The survey - excluding Britain, which is due to leave the bloc - confirmed earlier predictions showing far-right nationalist parties claiming more seats, with that of Italy’s deputy prime minister Matteo Salvini making some big gains.
The strengthening of nationalist sentiment, with liberals losing ground, foreshadows greater uncertainty in policy making as the largest groupings see their share of seats fall below 50 percent, which may force them to seek a broader coalition.
The EPP is projected to win seven more seats compared to a previous forecast - although it will see its overall share of the 705-seat assembly drop from 29 to 27 percent.

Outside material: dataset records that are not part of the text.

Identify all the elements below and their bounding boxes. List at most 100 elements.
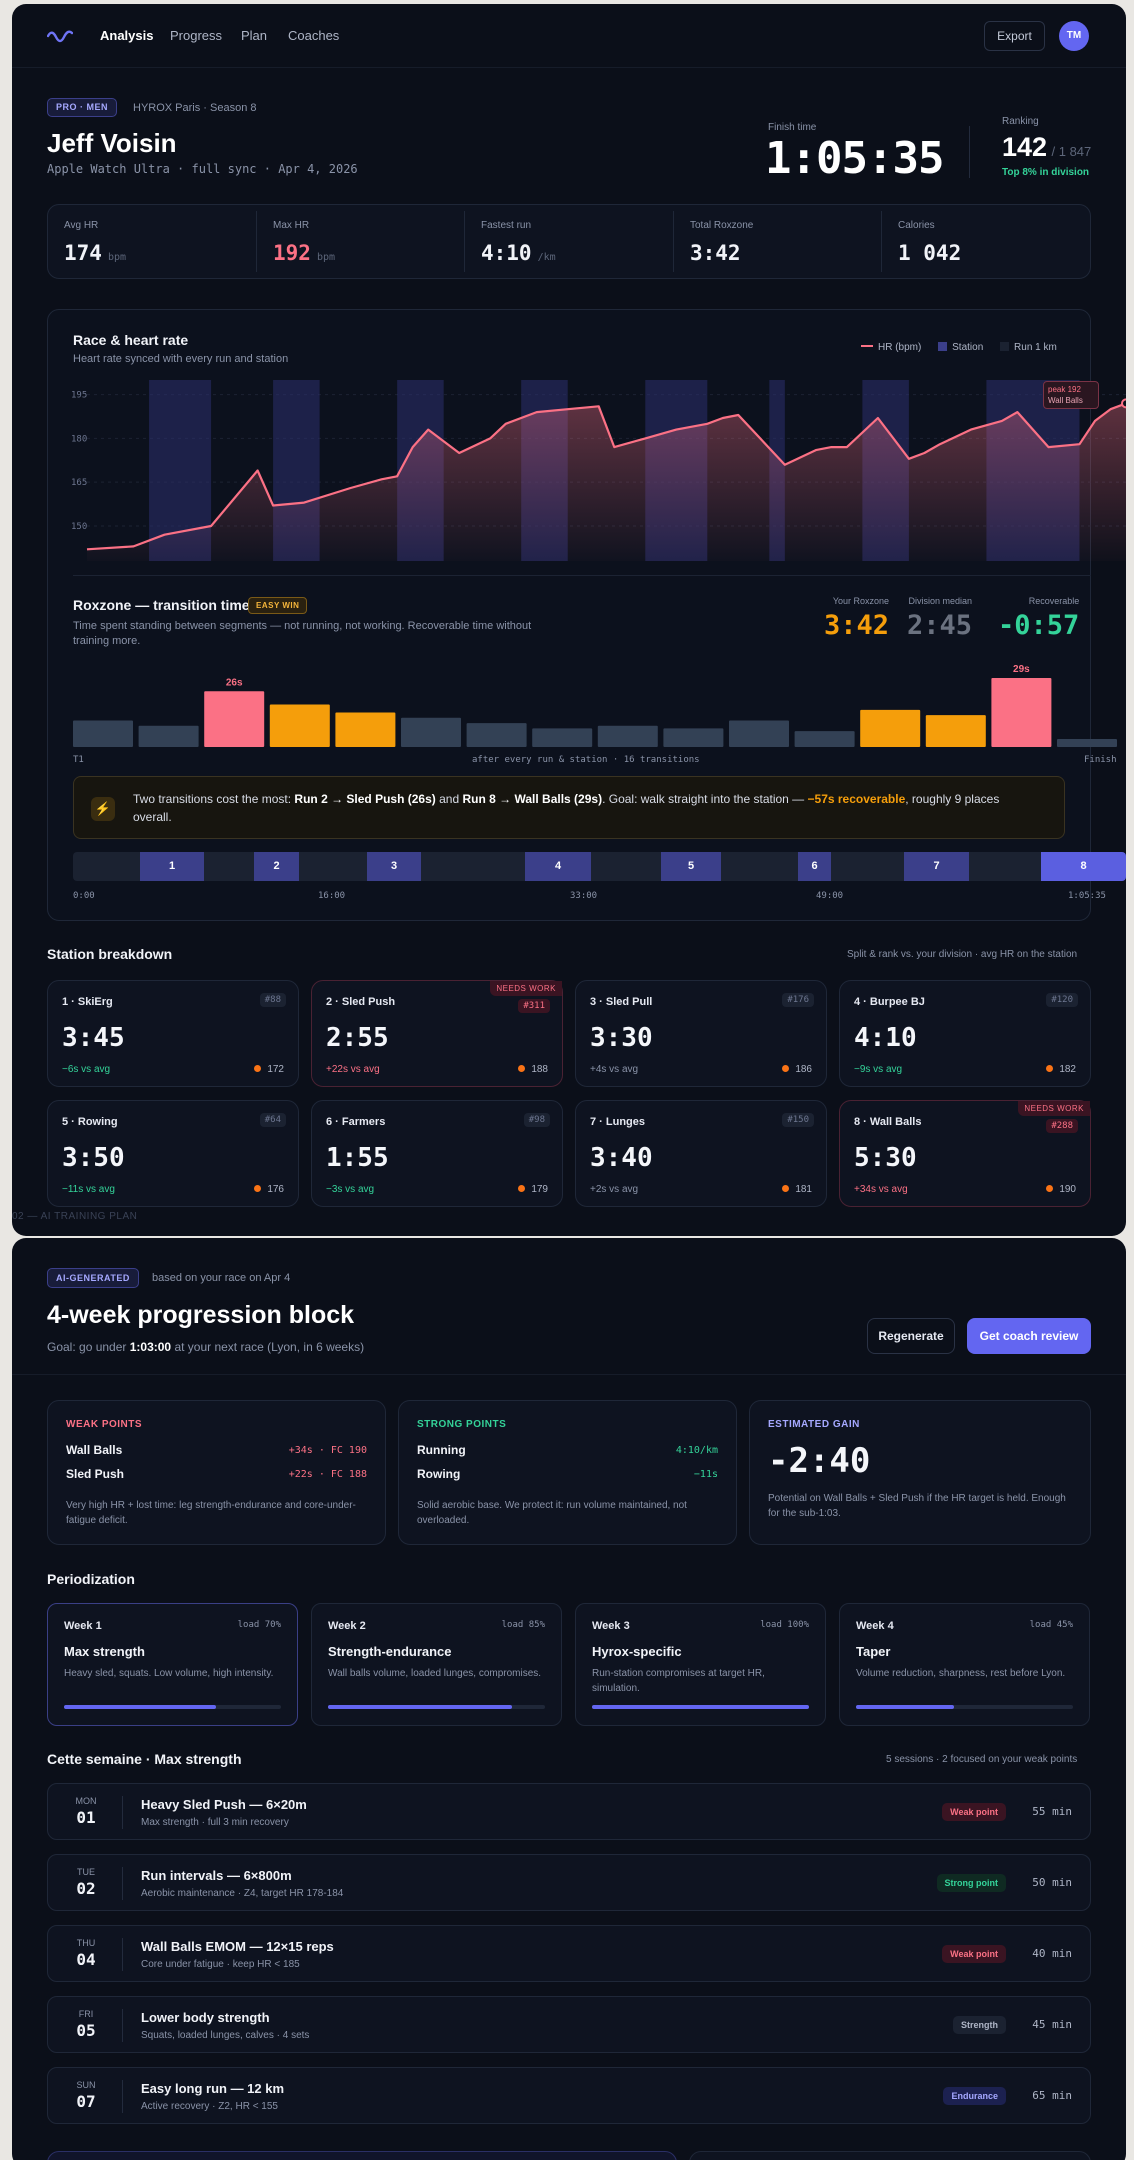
nav-progress[interactable]: Progress [170, 28, 223, 43]
nav-plan[interactable]: Plan [241, 28, 268, 43]
station-card[interactable]: 4 · Burpee BJ #120 4:10 −9s vs avg 182 [839, 980, 1091, 1087]
roxzone-bar [335, 712, 396, 747]
avatar[interactable]: TM [1059, 21, 1089, 51]
rank-note: Top 8% in division [1002, 167, 1090, 178]
plan-based-on: based on your race on Apr 4 [152, 1272, 291, 1284]
stat-number: 3:42 [690, 241, 741, 265]
station-rank: #150 [782, 1113, 814, 1127]
export-button[interactable]: Export [984, 21, 1045, 51]
nav-analysis[interactable]: Analysis [100, 28, 154, 43]
session-row[interactable]: MON 01 Heavy Sled Push — 6×20m Max strength… [47, 1783, 1091, 1840]
session-row[interactable]: TUE 02 Run intervals — 6×800m Aerobic maint… [47, 1854, 1091, 1911]
timeline-segment-4[interactable]: 4 [525, 852, 591, 881]
station-card[interactable]: 7 · Lunges #150 3:40 +2s vs avg 181 [575, 1100, 827, 1207]
timeline-segment-5[interactable]: 5 [661, 852, 721, 881]
week-card-4[interactable]: Week 4 load 45% Taper Volume reduction, sha… [839, 1603, 1090, 1726]
timeline-tick: 49:00 [816, 891, 844, 901]
session-tag: Strength [953, 2016, 1006, 2034]
session-subtitle: Max strength · full 3 min recovery [141, 1817, 289, 1828]
goal-time: 1:03:00 [129, 1340, 172, 1354]
session-title: Run intervals — 6×800m [141, 1868, 292, 1883]
race-subtitle: Heart rate synced with every run and sta… [73, 353, 289, 365]
stat-divider [881, 211, 882, 272]
week-card-3[interactable]: Week 3 load 100% Hyrox-specific Run-station… [575, 1603, 826, 1726]
section-label: 02 — AI TRAINING PLAN [12, 1211, 138, 1222]
weak-title: WEAK POINTS [66, 1419, 143, 1430]
wave-logo-icon[interactable] [47, 30, 73, 44]
estimated-gain-card: ESTIMATED GAIN -2:40 Potential on Wall B… [749, 1400, 1091, 1545]
stat-value: 4:10/km [481, 241, 556, 265]
athlete-name: Jeff Voisin [47, 128, 177, 158]
roxzone-kpi-2: Recoverable -0:57 [998, 596, 1079, 641]
session-day: FRI 05 [66, 2009, 106, 2040]
station-delta: −3s vs avg [326, 1184, 375, 1195]
header-divider [969, 126, 970, 178]
roxzone-kpi-0: Your Roxzone 3:42 [824, 596, 889, 641]
load-bar [856, 1705, 1073, 1709]
insight-bold-1: Run 2 → Sled Push (26s) [294, 792, 436, 806]
finish-time: 1:05:35 [765, 133, 944, 184]
session-row[interactable]: FRI 05 Lower body strength Squats, loaded l… [47, 1996, 1091, 2053]
roxzone-bar [597, 725, 658, 747]
week-card-2[interactable]: Week 2 load 85% Strength-endurance Wall bal… [311, 1603, 562, 1726]
station-card[interactable]: 6 · Farmers #98 1:55 −3s vs avg 179 [311, 1100, 563, 1207]
station-card[interactable]: 3 · Sled Pull #176 3:30 +4s vs avg 186 [575, 980, 827, 1087]
week-card-1[interactable]: Week 1 load 70% Max strength Heavy sled, sq… [47, 1603, 298, 1726]
insight-end: , roughly 9 places overall. [133, 792, 1000, 824]
week-desc: Wall balls volume, loaded lunges, compro… [328, 1668, 542, 1679]
stat-unit: bpm [107, 252, 126, 263]
station-card[interactable]: 5 · Rowing #64 3:50 −11s vs avg 176 [47, 1100, 299, 1207]
roxzone-axis-mid: after every run & station · 16 transitio… [472, 755, 700, 765]
week-plan-title: Cette semaine · Max strength [47, 1751, 242, 1767]
coach-review-button[interactable]: Get coach review [967, 1318, 1091, 1354]
station-card[interactable]: 1 · SkiErg #88 3:45 −6s vs avg 172 [47, 980, 299, 1087]
week-label: Week 2 [328, 1620, 366, 1632]
strong-note: Solid aerobic base. We protect it: run v… [417, 1500, 687, 1526]
station-time: 5:30 [854, 1143, 917, 1173]
regenerate-button[interactable]: Regenerate [867, 1318, 955, 1354]
session-title: Wall Balls EMOM — 12×15 reps [141, 1939, 334, 1954]
insight-highlight: −57s recoverable [807, 792, 906, 806]
session-day: TUE 02 [66, 1867, 106, 1898]
week-load: load 100% [760, 1620, 809, 1630]
chart-divider [73, 575, 1091, 576]
load-bar-fill [328, 1705, 513, 1709]
timeline-segment-2[interactable]: 2 [254, 852, 299, 881]
station-card[interactable]: 2 · Sled Push #311 2:55 +22s vs avg 188 NEEDS… [311, 980, 563, 1087]
roxzone-bar [466, 723, 527, 747]
timeline-segment-3[interactable]: 3 [367, 852, 421, 881]
timeline-segment-8[interactable]: 8 [1041, 852, 1126, 881]
station-delta: +4s vs avg [590, 1064, 639, 1075]
timeline-segment-7[interactable]: 7 [904, 852, 969, 881]
roxzone-bar-label: 29s [1013, 664, 1030, 675]
top-nav: Analysis Progress Plan Coaches Export TM [12, 4, 1126, 68]
roxzone-bar [729, 720, 789, 747]
stat-number: 174 [64, 241, 102, 265]
strong-1-name: Running [417, 1443, 466, 1457]
easy-win-badge: EASY WIN [248, 597, 308, 614]
week-title: Taper [856, 1644, 891, 1659]
station-hr: 188 [518, 1064, 548, 1075]
roxzone-bar [991, 678, 1052, 747]
station-time: 2:55 [326, 1023, 389, 1053]
session-divider [122, 2080, 123, 2113]
station-card[interactable]: 8 · Wall Balls #288 5:30 +34s vs avg 190 NEED… [839, 1100, 1091, 1207]
session-row[interactable]: THU 04 Wall Balls EMOM — 12×15 reps Core un… [47, 1925, 1091, 1982]
roxzone-bar [401, 717, 461, 747]
week-label: Week 4 [856, 1620, 894, 1632]
nav-coaches[interactable]: Coaches [288, 28, 340, 43]
session-row[interactable]: SUN 07 Easy long run — 12 km Active recover… [47, 2067, 1091, 2124]
timeline-segment-6[interactable]: 6 [798, 852, 831, 881]
session-date: 07 [76, 2092, 96, 2111]
timeline-segment-1[interactable]: 1 [140, 852, 204, 881]
kpi-label: Recoverable [1028, 596, 1080, 606]
station-delta: −6s vs avg [62, 1064, 111, 1075]
station-delta: +22s vs avg [326, 1064, 380, 1075]
hr-area [87, 403, 1126, 561]
weak-2-val: +22s · FC 188 [288, 1469, 367, 1480]
stat-number: 4:10 [481, 241, 532, 265]
finish-label: Finish time [768, 122, 817, 133]
station-rank: #176 [782, 993, 814, 1007]
station-rank: #120 [1046, 993, 1078, 1007]
roxzone-title: Roxzone — transition time [73, 597, 250, 613]
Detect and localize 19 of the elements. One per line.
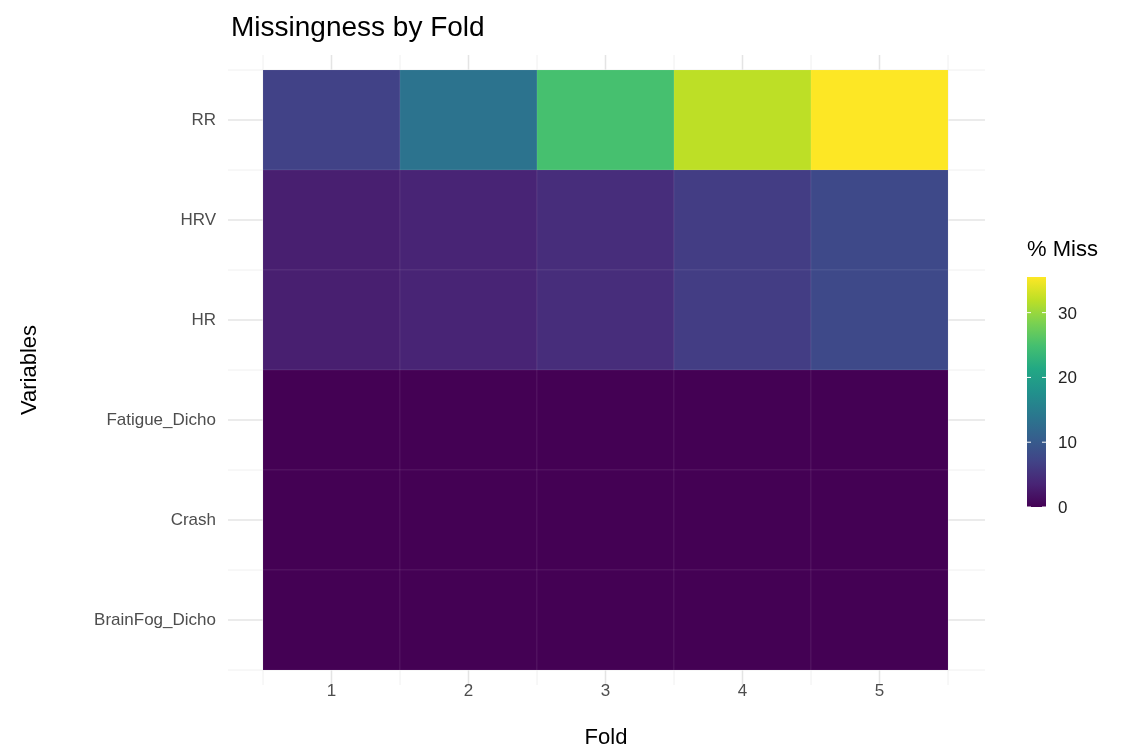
y-tick-label: Crash [170, 510, 216, 530]
color-bar-label: 10 [1058, 433, 1077, 453]
color-bar-label: 0 [1058, 497, 1068, 517]
y-tick-label: HR [191, 310, 216, 330]
x-tick-label: 3 [600, 681, 611, 701]
color-bar-title: % Miss [1027, 236, 1098, 261]
x-tick-label: 5 [874, 681, 885, 701]
y-tick-label: RR [191, 110, 216, 130]
x-axis-title: Fold [584, 724, 628, 749]
y-tick-label: Fatigue_Dicho [106, 410, 216, 430]
color-bar-label: 30 [1058, 303, 1077, 323]
x-tick-label: 1 [326, 681, 337, 701]
x-tick-label: 4 [737, 681, 748, 701]
y-tick-label: BrainFog_Dicho [94, 610, 216, 630]
y-axis-title: Variables [16, 324, 41, 416]
chart-title: Missingness by Fold [231, 11, 485, 42]
x-tick-label: 2 [463, 681, 474, 701]
color-bar-label: 20 [1058, 368, 1077, 388]
y-tick-label: HRV [180, 210, 217, 230]
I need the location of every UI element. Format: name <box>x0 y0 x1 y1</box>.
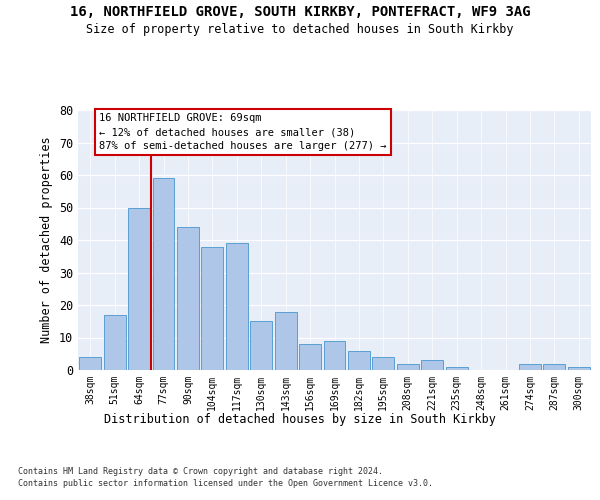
Text: Size of property relative to detached houses in South Kirkby: Size of property relative to detached ho… <box>86 22 514 36</box>
Bar <box>397 364 419 370</box>
Bar <box>226 244 248 370</box>
Text: Contains public sector information licensed under the Open Government Licence v3: Contains public sector information licen… <box>18 479 433 488</box>
Bar <box>275 312 296 370</box>
Text: Contains HM Land Registry data © Crown copyright and database right 2024.: Contains HM Land Registry data © Crown c… <box>18 468 383 476</box>
Bar <box>299 344 321 370</box>
Bar <box>128 208 150 370</box>
Text: 16, NORTHFIELD GROVE, SOUTH KIRKBY, PONTEFRACT, WF9 3AG: 16, NORTHFIELD GROVE, SOUTH KIRKBY, PONT… <box>70 5 530 19</box>
Text: Distribution of detached houses by size in South Kirkby: Distribution of detached houses by size … <box>104 412 496 426</box>
Bar <box>421 360 443 370</box>
Bar <box>250 322 272 370</box>
Bar <box>152 178 175 370</box>
Bar <box>373 357 394 370</box>
Text: 16 NORTHFIELD GROVE: 69sqm
← 12% of detached houses are smaller (38)
87% of semi: 16 NORTHFIELD GROVE: 69sqm ← 12% of deta… <box>100 114 387 151</box>
Bar <box>348 350 370 370</box>
Bar <box>104 315 125 370</box>
Bar <box>519 364 541 370</box>
Bar <box>79 357 101 370</box>
Bar <box>177 227 199 370</box>
Bar <box>544 364 565 370</box>
Bar <box>568 367 590 370</box>
Bar <box>446 367 467 370</box>
Y-axis label: Number of detached properties: Number of detached properties <box>40 136 53 344</box>
Bar <box>323 341 346 370</box>
Bar <box>202 246 223 370</box>
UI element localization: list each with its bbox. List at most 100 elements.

Socialists, the second ranking grouping in the Strasbourg parliament, would also increase their seats to 20 percent of the total from the past projection of 19 percent, but remain down from 25 percent in the current legislature.
German Chancellor Angela Merkel’s Christian Democrat (CDU) party is expected to remain the largest national party in the next legislature, holding 33 of the EPP’s forecast 188 seats.
But the CDU is polling only just ahead of Salvini’s anti-immigrant League, which is forecast to hold 27 seats.
The League’s advances - along with a projected increase in seats for Marine Le Pen’s far-right Rassemblement National - could help boost the Europe of Nations and Freedom group to which they belong to 61 from 37 today.
General dissatisfaction over slow growth and unemployment, an influx of migrants from outside Europe and security threats posed by Islamist militants have boosted support for nationalists in many EU member states.
Popular support for Eurosceptic nationalists has surged in recent years amidst a backlash against migration over open EU borders and austerity policies imposed on some southern EU states as the price for financial bailouts.
After the election and amid the pending exit of British lawmakers from the chamber, a shake-up of existing groups is likely before the new parliament sits on July 2.
The polls should strengthen EPP party leader and CDU deputy
Manfred Weber’s bid to succeed Jean-Claude Juncker as president of the European Commission, the EU’s executive.
Weber, who enjoys Merkel’s support despite his youthful years and lack of government experience, still faces challenges from EU Brexit negotiator Michel Barnier, a Frenchman, and the EU’s top antitrust regulator Margrethe Vestager, from Denmark.
He also faces opposition from many national leaders who after the election will make their own nominations for Juncker’s successor to run the sprawling EU administration.